The state capitol in Raleigh is covered with monuments -- five, I think, to the era of Confederacy -- though none to the enslaved people of North Carolina, so far as I know. (Tennessee, you may recall, has a monument to enslaved people.) We also have a monument to the three North Carolinians who have gone on to be president of the United States. An image of it is at right. Here's what interests me about it. It has one sentence for each president -- Polk "enlarged our national boundaries" (i.e., fought the Mexican American War); Jackson "revitalized American democracy" (i.e., was a Democratic party partisan); and Andrew Johnson "defended the Constitution." The later deserves some serious comment, not the snippy and biased parentheticals I gave to Polk and Jackson -- because Johnson invoked the Constitution as a way of opposing Reconstruction.
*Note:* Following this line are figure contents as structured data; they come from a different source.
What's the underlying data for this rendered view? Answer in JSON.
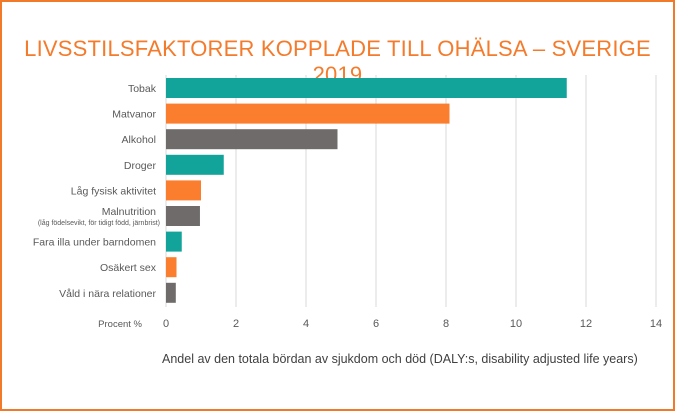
{
  "colors": {
    "border": "#f07a2a",
    "title": "#f47b2c",
    "teal": "#12a39a",
    "orange": "#fb7d2e",
    "gray": "#6f6b6b",
    "grid": "#d9d9d9",
    "text": "#595959"
  },
  "chart_data": {
    "type": "bar",
    "orientation": "horizontal",
    "title": "LIVSSTILSFAKTORER KOPPLADE TILL OHÄLSA – SVERIGE 2019",
    "xlabel": "Procent %",
    "caption": "Andel av den totala bördan av sjukdom och död (DALY:s, disability adjusted life years)",
    "xlim": [
      0,
      14
    ],
    "xticks": [
      0,
      2,
      4,
      6,
      8,
      10,
      12,
      14
    ],
    "grid": true,
    "categories": [
      {
        "label": "Tobak",
        "sublabel": "",
        "value": 11.45,
        "color": "teal"
      },
      {
        "label": "Matvanor",
        "sublabel": "",
        "value": 8.1,
        "color": "orange"
      },
      {
        "label": "Alkohol",
        "sublabel": "",
        "value": 4.9,
        "color": "gray"
      },
      {
        "label": "Droger",
        "sublabel": "",
        "value": 1.65,
        "color": "teal"
      },
      {
        "label": "Låg fysisk aktivitet",
        "sublabel": "",
        "value": 1.0,
        "color": "orange"
      },
      {
        "label": "Malnutrition",
        "sublabel": "(låg födelsevikt, för tidigt född, järnbrist)",
        "value": 0.97,
        "color": "gray"
      },
      {
        "label": "Fara illa under barndomen",
        "sublabel": "",
        "value": 0.45,
        "color": "teal"
      },
      {
        "label": "Osäkert sex",
        "sublabel": "",
        "value": 0.3,
        "color": "orange"
      },
      {
        "label": "Våld i nära relationer",
        "sublabel": "",
        "value": 0.28,
        "color": "gray"
      }
    ]
  }
}
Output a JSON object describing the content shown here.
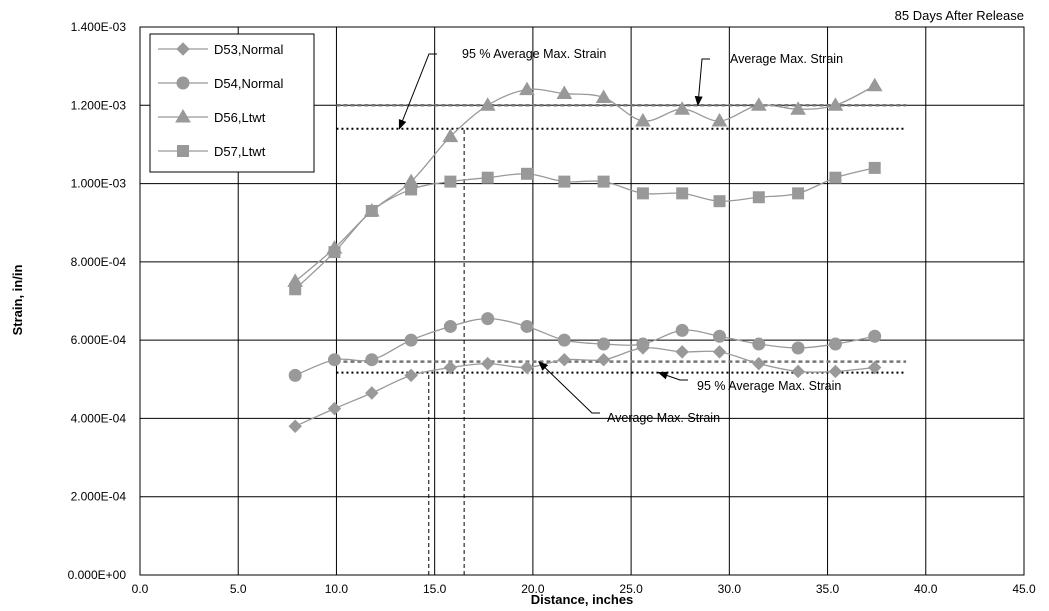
{
  "chart_data": {
    "type": "line",
    "title": "85 Days After Release",
    "xlabel": "Distance, inches",
    "ylabel": "Strain, in/in",
    "xlim": [
      0,
      45
    ],
    "ylim": [
      0,
      0.0014
    ],
    "x_ticks": [
      0,
      5,
      10,
      15,
      20,
      25,
      30,
      35,
      40,
      45
    ],
    "x_tick_labels": [
      "0.0",
      "5.0",
      "10.0",
      "15.0",
      "20.0",
      "25.0",
      "30.0",
      "35.0",
      "40.0",
      "45.0"
    ],
    "y_ticks": [
      0,
      0.0002,
      0.0004,
      0.0006,
      0.0008,
      0.001,
      0.0012,
      0.0014
    ],
    "y_tick_labels": [
      "0.000E+00",
      "2.000E-04",
      "4.000E-04",
      "6.000E-04",
      "8.000E-04",
      "1.000E-03",
      "1.200E-03",
      "1.400E-03"
    ],
    "grid": true,
    "legend_position": "top-left",
    "x": [
      7.9,
      9.9,
      11.8,
      13.8,
      15.8,
      17.7,
      19.7,
      21.6,
      23.6,
      25.6,
      27.6,
      29.5,
      31.5,
      33.5,
      35.4,
      37.4
    ],
    "series": [
      {
        "name": "D53,Normal",
        "marker": "diamond",
        "color": "#999999",
        "values": [
          0.00038,
          0.000425,
          0.000465,
          0.00051,
          0.00053,
          0.00054,
          0.00053,
          0.00055,
          0.00055,
          0.00058,
          0.00057,
          0.00057,
          0.00054,
          0.00052,
          0.00052,
          0.00053
        ]
      },
      {
        "name": "D54,Normal",
        "marker": "circle",
        "color": "#999999",
        "values": [
          0.00051,
          0.00055,
          0.00055,
          0.0006,
          0.000635,
          0.000655,
          0.000635,
          0.0006,
          0.00059,
          0.00059,
          0.000625,
          0.00061,
          0.00059,
          0.00058,
          0.00059,
          0.00061
        ]
      },
      {
        "name": "D56,Ltwt",
        "marker": "triangle",
        "color": "#999999",
        "values": [
          0.00075,
          0.000835,
          0.00093,
          0.001005,
          0.00112,
          0.0012,
          0.00124,
          0.00123,
          0.00122,
          0.00116,
          0.00119,
          0.00116,
          0.0012,
          0.00119,
          0.0012,
          0.00125
        ]
      },
      {
        "name": "D57,Ltwt",
        "marker": "square",
        "color": "#999999",
        "values": [
          0.00073,
          0.000825,
          0.00093,
          0.000985,
          0.001005,
          0.001015,
          0.001025,
          0.001005,
          0.001005,
          0.000975,
          0.000975,
          0.000955,
          0.000965,
          0.000975,
          0.001015,
          0.00104
        ]
      }
    ],
    "reference_lines": [
      {
        "kind": "hline",
        "style": "dashed",
        "y": 0.0012,
        "x_range": [
          10,
          39
        ]
      },
      {
        "kind": "hline",
        "style": "dotted",
        "y": 0.00114,
        "x_range": [
          10,
          39
        ]
      },
      {
        "kind": "hline",
        "style": "dashed",
        "y": 0.000545,
        "x_range": [
          10,
          39
        ]
      },
      {
        "kind": "hline",
        "style": "dotted",
        "y": 0.000517,
        "x_range": [
          10,
          39
        ]
      },
      {
        "kind": "vline",
        "style": "dashed",
        "x": 16.5,
        "y_range": [
          0,
          0.00114
        ]
      },
      {
        "kind": "vline",
        "style": "dashed",
        "x": 14.7,
        "y_range": [
          0,
          0.000517
        ]
      }
    ],
    "annotations": [
      {
        "text": "95 % Average Max. Strain",
        "target_x": 13.2,
        "target_y": 0.00114
      },
      {
        "text": "Average Max. Strain",
        "target_x": 28.4,
        "target_y": 0.0012
      },
      {
        "text": "95 % Average Max. Strain",
        "target_x": 26.4,
        "target_y": 0.000517
      },
      {
        "text": "Average Max. Strain",
        "target_x": 20.3,
        "target_y": 0.000545
      }
    ]
  }
}
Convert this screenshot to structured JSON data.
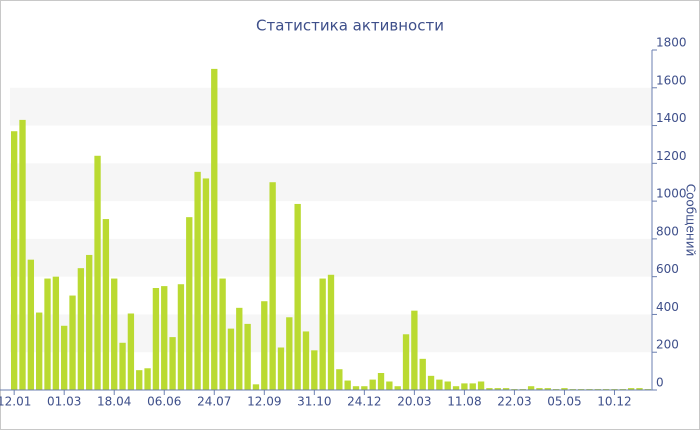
{
  "chart_data": {
    "type": "bar",
    "title": "Статистика активности",
    "y_label": "Сообщений",
    "categories": [
      "12.01",
      null,
      null,
      null,
      null,
      null,
      "01.03",
      null,
      null,
      null,
      null,
      null,
      "18.04",
      null,
      null,
      null,
      null,
      null,
      "06.06",
      null,
      null,
      null,
      null,
      null,
      "24.07",
      null,
      null,
      null,
      null,
      null,
      "12.09",
      null,
      null,
      null,
      null,
      null,
      "31.10",
      null,
      null,
      null,
      null,
      null,
      "24.12",
      null,
      null,
      null,
      null,
      null,
      "20.03",
      null,
      null,
      null,
      null,
      null,
      "11.08",
      null,
      null,
      null,
      null,
      null,
      "22.03",
      null,
      null,
      null,
      null,
      null,
      "05.05",
      null,
      null,
      null,
      null,
      null,
      "10.12",
      null,
      null,
      null,
      null
    ],
    "values": [
      1370,
      1430,
      690,
      410,
      590,
      600,
      340,
      500,
      645,
      715,
      1240,
      905,
      590,
      250,
      405,
      105,
      115,
      540,
      550,
      280,
      560,
      915,
      1155,
      1120,
      1700,
      590,
      325,
      435,
      350,
      30,
      470,
      1100,
      225,
      385,
      985,
      310,
      210,
      590,
      610,
      110,
      50,
      20,
      20,
      55,
      90,
      45,
      20,
      295,
      420,
      165,
      75,
      55,
      45,
      20,
      35,
      35,
      45,
      10,
      10,
      10,
      5,
      5,
      20,
      10,
      10,
      5,
      10,
      5,
      5,
      5,
      5,
      5,
      5,
      5,
      10,
      10,
      5
    ],
    "color": "#bada31",
    "ylim": [
      0,
      1800
    ],
    "yticks": [
      0,
      200,
      400,
      600,
      800,
      1000,
      1200,
      1400,
      1600,
      1800
    ],
    "grid_bands": true,
    "y_axis_side": "right"
  }
}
The monument's makers put into granite a very political interpretation of our nineteenth century history. This happens frequently with monuments, of course -- but what I noticed about this monument is that the history is quite, well, noticeable.
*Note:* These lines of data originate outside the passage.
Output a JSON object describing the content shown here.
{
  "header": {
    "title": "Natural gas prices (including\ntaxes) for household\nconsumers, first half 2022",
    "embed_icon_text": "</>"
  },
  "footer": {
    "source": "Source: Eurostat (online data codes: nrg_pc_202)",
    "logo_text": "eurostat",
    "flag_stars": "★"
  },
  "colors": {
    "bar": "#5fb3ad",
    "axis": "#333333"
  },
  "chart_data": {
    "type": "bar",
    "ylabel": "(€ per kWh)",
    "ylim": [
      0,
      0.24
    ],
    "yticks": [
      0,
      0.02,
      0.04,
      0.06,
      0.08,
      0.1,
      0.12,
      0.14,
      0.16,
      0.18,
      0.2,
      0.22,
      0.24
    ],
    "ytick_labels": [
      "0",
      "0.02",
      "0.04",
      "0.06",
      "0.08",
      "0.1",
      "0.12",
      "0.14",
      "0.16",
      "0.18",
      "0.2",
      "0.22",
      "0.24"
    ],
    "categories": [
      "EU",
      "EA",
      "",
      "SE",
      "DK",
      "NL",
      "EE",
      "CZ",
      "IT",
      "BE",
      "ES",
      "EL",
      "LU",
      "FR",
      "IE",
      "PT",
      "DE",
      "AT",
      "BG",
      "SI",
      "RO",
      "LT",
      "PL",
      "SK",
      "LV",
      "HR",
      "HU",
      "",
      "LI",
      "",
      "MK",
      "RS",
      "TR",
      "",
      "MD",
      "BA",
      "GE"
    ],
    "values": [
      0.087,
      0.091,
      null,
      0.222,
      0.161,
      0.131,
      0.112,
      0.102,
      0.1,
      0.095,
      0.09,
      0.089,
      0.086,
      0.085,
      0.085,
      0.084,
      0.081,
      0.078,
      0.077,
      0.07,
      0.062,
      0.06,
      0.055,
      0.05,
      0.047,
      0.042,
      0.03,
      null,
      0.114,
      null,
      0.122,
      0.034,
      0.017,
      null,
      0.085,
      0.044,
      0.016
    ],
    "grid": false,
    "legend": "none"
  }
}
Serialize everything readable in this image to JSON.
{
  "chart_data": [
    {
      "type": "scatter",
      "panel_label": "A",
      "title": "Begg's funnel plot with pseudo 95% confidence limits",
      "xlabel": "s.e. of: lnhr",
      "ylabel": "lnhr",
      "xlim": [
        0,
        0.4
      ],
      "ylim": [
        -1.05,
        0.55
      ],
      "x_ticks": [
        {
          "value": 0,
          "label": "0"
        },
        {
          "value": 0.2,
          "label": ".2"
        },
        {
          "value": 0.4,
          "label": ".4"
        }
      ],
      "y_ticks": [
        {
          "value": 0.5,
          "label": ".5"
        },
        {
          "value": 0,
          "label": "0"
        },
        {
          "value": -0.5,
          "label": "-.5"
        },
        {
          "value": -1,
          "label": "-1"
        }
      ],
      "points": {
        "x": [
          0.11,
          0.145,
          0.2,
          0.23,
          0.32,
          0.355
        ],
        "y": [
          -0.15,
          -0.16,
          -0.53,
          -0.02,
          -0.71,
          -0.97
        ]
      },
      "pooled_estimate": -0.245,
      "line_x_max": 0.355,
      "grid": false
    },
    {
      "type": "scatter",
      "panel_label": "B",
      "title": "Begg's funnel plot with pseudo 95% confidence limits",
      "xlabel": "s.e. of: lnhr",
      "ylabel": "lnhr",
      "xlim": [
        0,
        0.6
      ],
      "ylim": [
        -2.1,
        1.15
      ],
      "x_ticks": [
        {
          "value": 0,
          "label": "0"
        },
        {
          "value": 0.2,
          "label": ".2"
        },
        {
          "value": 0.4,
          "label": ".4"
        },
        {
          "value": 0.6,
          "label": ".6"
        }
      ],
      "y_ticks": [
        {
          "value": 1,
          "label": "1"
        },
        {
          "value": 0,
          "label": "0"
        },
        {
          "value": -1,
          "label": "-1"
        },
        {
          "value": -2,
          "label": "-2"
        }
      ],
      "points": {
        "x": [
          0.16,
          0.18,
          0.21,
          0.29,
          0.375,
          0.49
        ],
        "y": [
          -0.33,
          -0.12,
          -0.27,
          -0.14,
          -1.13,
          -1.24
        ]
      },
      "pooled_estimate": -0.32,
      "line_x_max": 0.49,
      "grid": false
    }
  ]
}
Close readers of the faculty lounge may also recall that Polk was a graduate of UNC -- and that he attended John Mason's literary address on the campus in 1845. My story on the antebellum UNC literary addresses is here.
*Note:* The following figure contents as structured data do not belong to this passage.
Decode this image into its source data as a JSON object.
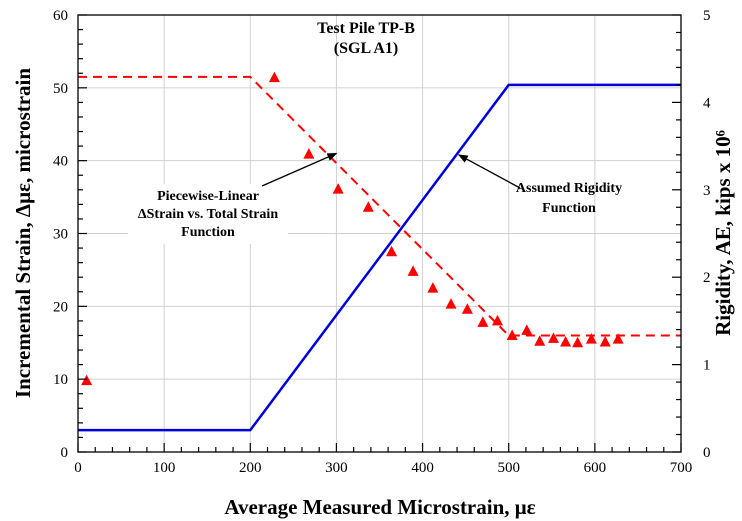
{
  "chart_data": {
    "type": "scatter",
    "title": "Test Pile TP-B",
    "subtitle": "(SGL A1)",
    "xlabel": "Average Measured Microstrain, με",
    "ylabel": "Incremental Strain, Δμε, microstrain",
    "y2label": "Rigidity, AE, kips x 10⁶",
    "xlim": [
      0,
      700
    ],
    "ylim": [
      0,
      60
    ],
    "y2lim": [
      0,
      5
    ],
    "xticks": [
      "0",
      "100",
      "200",
      "300",
      "400",
      "500",
      "600",
      "700"
    ],
    "yticks": [
      "0",
      "10",
      "20",
      "30",
      "40",
      "50",
      "60"
    ],
    "y2ticks": [
      "0",
      "1",
      "2",
      "3",
      "4",
      "5"
    ],
    "grid": true,
    "series": [
      {
        "kind": "markers",
        "marker": "triangle",
        "color": "#ff0000",
        "x": [
          10,
          228,
          268,
          302,
          337,
          364,
          389,
          412,
          433,
          452,
          470,
          487,
          504,
          521,
          536,
          552,
          566,
          580,
          596,
          612,
          627
        ],
        "y": [
          9.8,
          51.4,
          40.9,
          36.1,
          33.6,
          27.5,
          24.8,
          22.5,
          20.3,
          19.6,
          17.8,
          18.0,
          16.0,
          16.7,
          15.2,
          15.6,
          15.1,
          15.0,
          15.5,
          15.1,
          15.5
        ]
      },
      {
        "kind": "dashed-line",
        "color": "#ff0000",
        "axis": "left",
        "x": [
          0,
          200,
          500,
          700
        ],
        "y": [
          51.5,
          51.5,
          16.0,
          16.0
        ]
      },
      {
        "kind": "solid-line",
        "color": "#0000dd",
        "axis": "right",
        "x": [
          0,
          200,
          500,
          700
        ],
        "y": [
          0.25,
          0.25,
          4.2,
          4.2
        ]
      }
    ],
    "annotations": [
      {
        "lines": [
          "Piecewise-Linear",
          "ΔStrain vs. Total Strain",
          "Function"
        ],
        "arrow_to": [
          300,
          41
        ]
      },
      {
        "lines": [
          "Assumed Rigidity",
          "Function"
        ],
        "arrow_to": [
          442,
          3.4
        ]
      }
    ]
  }
}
I also have at left a picture of what I think are Civil War-era mortars in front of the presidents' monument. I didn't see any plaque describing them, so my guess about them may be mistaken.
Interestingly, Polk and Jackson (whose presidencies were seperated by only 8 years) were born less than 20 miles apart in the backcountry on the border of North and South Carolina in the land of the Catawba and Waxhaw tribes (Polk is undeniably a North Carolinian, Jackson's birthplace is disputed). All three of NC's presidents moved to Tennessee and were prominent Tennesseeans when they were elected President -- in fact they are the only "Tennesseeans" to become president.
Posted by: NC Lawyer | January 28, 2011 at 10:15 AM
Could the inscription pertain to the Tenure of Office Act rather than his opposition to Reconstruction?
Posted by: BS Starkey | January 30, 2011 at 12:21 PM
That seems unlikely to me. To sum up Andrew Johnson's accomplishments based on his veto of a single, pretty obscure, act doesn't seem like the most reasonable explanation.